Fast forward a decade and find me miserable, divorced, and so incredibly ashamed. I was low — like earthworms in the ground low. I lost my home, my dreams, my self-esteem, and so much weight on my already small frame. But what I gained was an amazing life. Sit back with me now and sample the sweet lemonade that came from my lemons. Here are five things I learned from divorce.
1. I wasn’t always right. I could tell you that my ex had issues, that he liked to break things, blame people, and sleep around. He could weave a story like the famed Aesop of ancient Greece. While I’d like to believe the divorce was entirely his doing, I have to accept that I wasn’t always right. I shut down, stopped talking/listening, and locked, boxed, and buried my affections. I’m talking seperate rooms, not just separate beds. When couples start keeping score, counting offenses and tallying her rights verses his wrongs, everyone loses.
2. Don’t let outsiders in. Most women have at least one friend who’s seen the tear-soaked tissues on her bedside table, the contents of her diary, and her biggest fashion blunders. It’s such a comfort to have friends who stand by us, share our passions, and understand our scars. But outside of polygamy, marriage is a two-person party. That means friends, family, and neighbors (no matter how we love them), have no place in the equation. On occasion, they may offer some sage advice to help us over the hurdles, but we ought to be careful not to give an outsider too much space in our homes.
3. Some people are here to teach us, not take care of us. I do not hate my ex. Hate is a personal poison, and I refuse to ingest it. I often hear divorced people recount their regrets.They say things like, “I wasted five years with that man/woman.” That’s foolishness, I think. It’s never a mistake to love anyone. Because love is as much a gift for the giver as it is for the recipient. Love makes the world shiny and shows us new shades of our dull lives. It’s a holiday for our hearts, complete with wrapped gifts and a catered buffet. So maybe you loved someone who stomped on your heart. I get that, and I’m sorry. I gave birth solo while my ex watched SportsCenter. I stirred gravy on the stove while he mixed it up at the bar, and then in our bed with another woman. I have so many stories and so many broken pieces, I could make a kaleidoscope of my suffering. Still, I don’t believe I wasted anything. Not love. Not time. Instead I gained strength and wisdom, and learned to trust my intuition.
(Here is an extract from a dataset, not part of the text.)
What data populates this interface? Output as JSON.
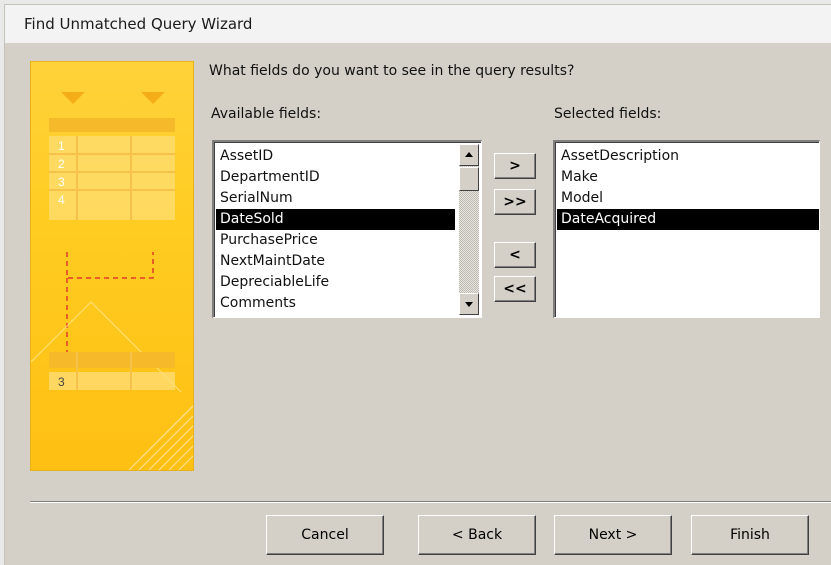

4. You cannot change people. You can inspire, influence, even annoy the hell out of people, but you cannot change people without their consent. Don’t let that stop you from helping or nurturing someone in need. But know when enough is enough and when you’ve become an enabler. Walk away from people who take without giving or growing.
5. You cannot fathom what the future holds — for better or worse, so give this moment your full attention and appreciation. If you’re currently in pain, know that amazing things can arrive at any time. When your heart is open to life’s awesome gifts, a Christmas -morning kind of magic just happens. Believe that.